Fitch Ratings forecasts natural gas prices will taper off in Europe and the United States, with “reduced gas demand in Europe primarily due to lower industrial consumption.” The European Commission expects the bloc’s GDP growth to reach 0.3% in 2023. Its November press release said, “The outlook for 2023 is significantly weaker for growth and higher for inflation compared to the European Commission’s Summer interim forecast.”

Fitch Ratings also cited forecasts of a warmer-than-normal winter, meaning homes will use less fuel for heating. Meanwhile, EU storage levels are at as much as 95% of capacity, so there is no rush to import natural gas at inflated prices.
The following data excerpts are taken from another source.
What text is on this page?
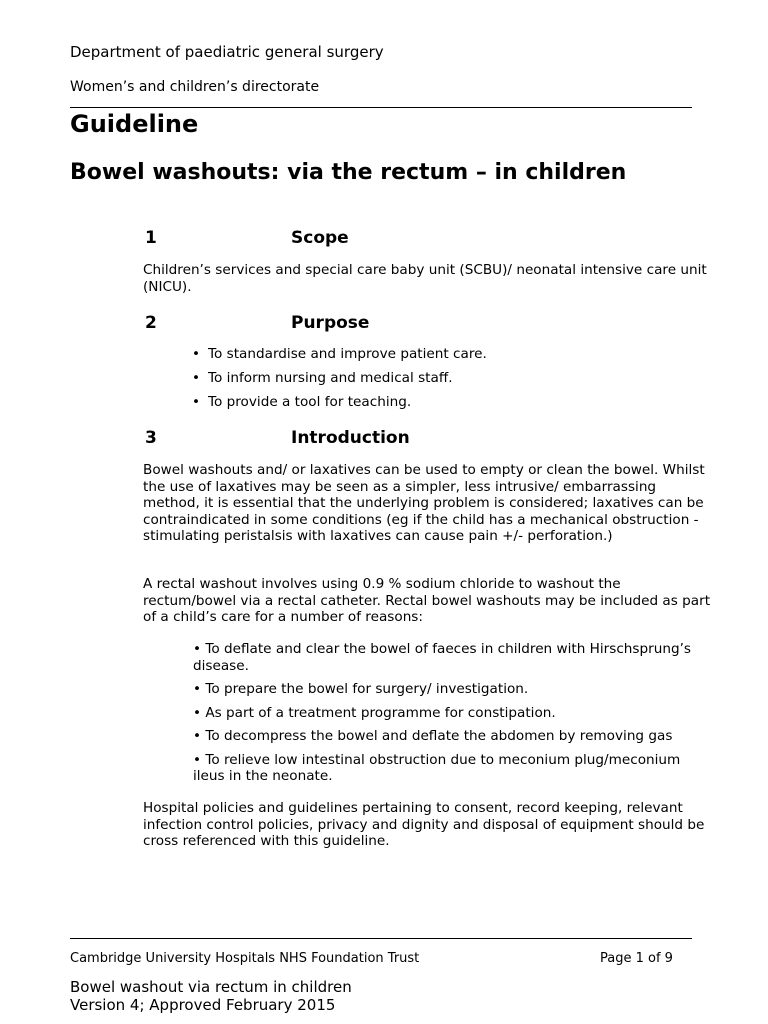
Department of paediatric general surgery
Women’s and children’s directorate
Guideline
Bowel washouts: via the rectum – in children
1	Scope
Children’s services and special care baby unit (SCBU)/ neonatal intensive care unit (NICU).
2	Purpose
• To standardise and improve patient care.
• To inform nursing and medical staff.
• To provide a tool for teaching.
3	Introduction
Bowel washouts and/ or laxatives can be used to empty or clean the bowel. Whilst the use of laxatives may be seen as a simpler, less intrusive/ embarrassing method, it is essential that the underlying problem is considered; laxatives can be contraindicated in some conditions (eg if the child has a mechanical obstruction - stimulating peristalsis with laxatives can cause pain +/- perforation.)
A rectal washout involves using 0.9 % sodium chloride to washout the rectum/bowel via a rectal catheter. Rectal bowel washouts may be included as part of a child’s care for a number of reasons:
• To deflate and clear the bowel of faeces in children with Hirschsprung’s disease.
• To prepare the bowel for surgery/ investigation.
• As part of a treatment programme for constipation.
• To decompress the bowel and deflate the abdomen by removing gas
• To relieve low intestinal obstruction due to meconium plug/meconium ileus in the neonate.
Hospital policies and guidelines pertaining to consent, record keeping, relevant infection control policies, privacy and dignity and disposal of equipment should be cross referenced with this guideline.
Cambridge University Hospitals NHS Foundation Trust	Page 1 of 9
Bowel washout via rectum in children
Version 4; Approved February 2015
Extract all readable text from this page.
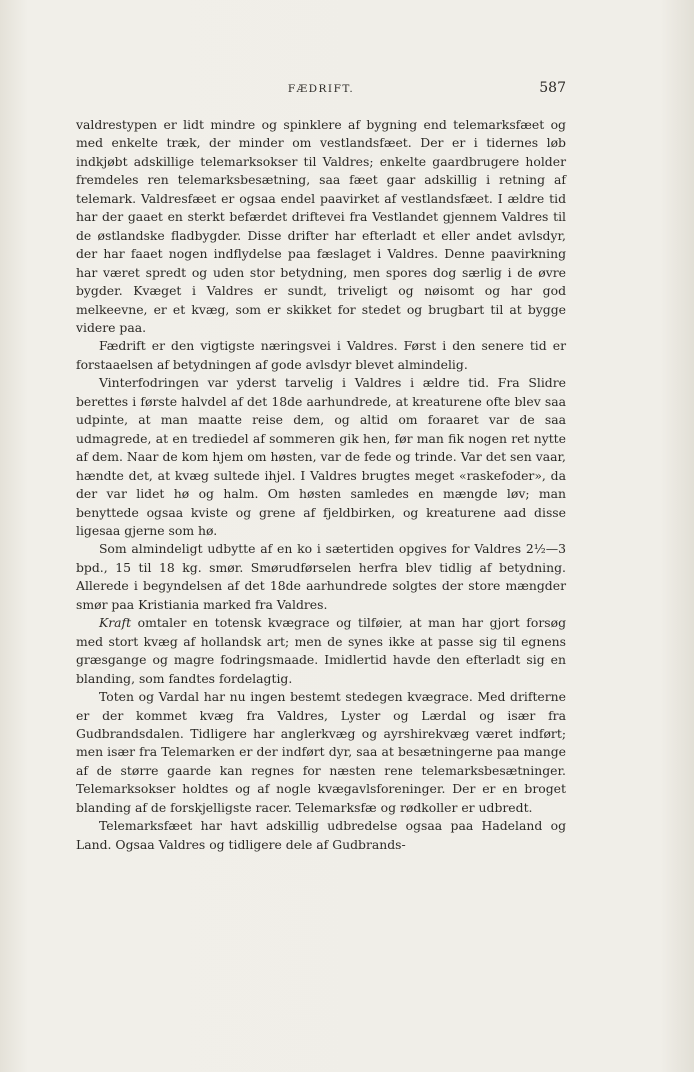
FÆDRIFT.	587

valdrestypen er lidt mindre og spinklere af bygning end telemarksfæet og med enkelte træk, der minder om vestlandsfæet. Der er i tidernes løb indkjøbt adskillige telemarksokser til Valdres; enkelte gaardbrugere holder fremdeles ren telemarksbesætning, saa fæet gaar adskillig i retning af telemark. Valdresfæet er ogsaa endel paavirket af vestlandsfæet. I ældre tid har der gaaet en sterkt befærdet driftevei fra Vestlandet gjennem Valdres til de østlandske fladbygder. Disse drifter har efterladt et eller andet avlsdyr, der har faaet nogen indflydelse paa fæslaget i Valdres. Denne paavirkning har været spredt og uden stor betydning, men spores dog særlig i de øvre bygder. Kvæget i Valdres er sundt, triveligt og nøisomt og har god melkeevne, er et kvæg, som er skikket for stedet og brugbart til at bygge videre paa.

Fædrift er den vigtigste næringsvei i Valdres. Først i den senere tid er forstaaelsen af betydningen af gode avlsdyr blevet almindelig.

Vinterfodringen var yderst tarvelig i Valdres i ældre tid. Fra Slidre berettes i første halvdel af det 18de aarhundrede, at kreaturene ofte blev saa udpinte, at man maatte reise dem, og altid om foraaret var de saa udmagrede, at en trediedel af sommeren gik hen, før man fik nogen ret nytte af dem. Naar de kom hjem om høsten, var de fede og trinde. Var det sen vaar, hændte det, at kvæg sultede ihjel. I Valdres brugtes meget «raskefoder», da der var lidet hø og halm. Om høsten samledes en mængde løv; man benyttede ogsaa kviste og grene af fjeldbirken, og kreaturene aad disse ligesaa gjerne som hø.

Som almindeligt udbytte af en ko i sætertiden opgives for Valdres 2½—3 bpd., 15 til 18 kg. smør. Smørudførselen herfra blev tidlig af betydning. Allerede i begyndelsen af det 18de aarhundrede solgtes der store mængder smør paa Kristiania marked fra Valdres.

Kraft omtaler en totensk kvægrace og tilføier, at man har gjort forsøg med stort kvæg af hollandsk art; men de synes ikke at passe sig til egnens græsgange og magre fodringsmaade. Imidlertid havde den efterladt sig en blanding, som fandtes fordelagtig.

Toten og Vardal har nu ingen bestemt stedegen kvægrace. Med drifterne er der kommet kvæg fra Valdres, Lyster og Lærdal og især fra Gudbrandsdalen. Tidligere har anglerkvæg og ayrshirekvæg været indført; men især fra Telemarken er der indført dyr, saa at besætningerne paa mange af de større gaarde kan regnes for næsten rene telemarksbesætninger. Telemarksokser holdtes og af nogle kvægavlsforeninger. Der er en broget blanding af de forskjelligste racer. Telemarksfæ og rødkoller er udbredt.

Telemarksfæet har havt adskillig udbredelse ogsaa paa Hadeland og Land. Ogsaa Valdres og tidligere dele af Gudbrands-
That is “better than we previously anticipated and should help ease supply-demand pressures.”

Capital.com, an online financial company, said in a December paper that storage is “near 10-year highs.” However, it is unclear how much natural gas reserves will remain when winter ends. “The bullish [natural gas] market phase may occur after the first months of [2023] when gas reserves in Western economies begin to dwindle and demand for refilling stocks resumes its cyclical comeback,” said Piero Cingari, a market specialist at Capital.com.

By that time, several other factors would have impacted natural gas and oil prices. They include China’s success in recovering its economy, the status of the war in Ukraine and whether the United States enters a recession. Another factor is whether secondary fossil fuel producers (like Egypt with natural gas) increase production to meet rising global demand.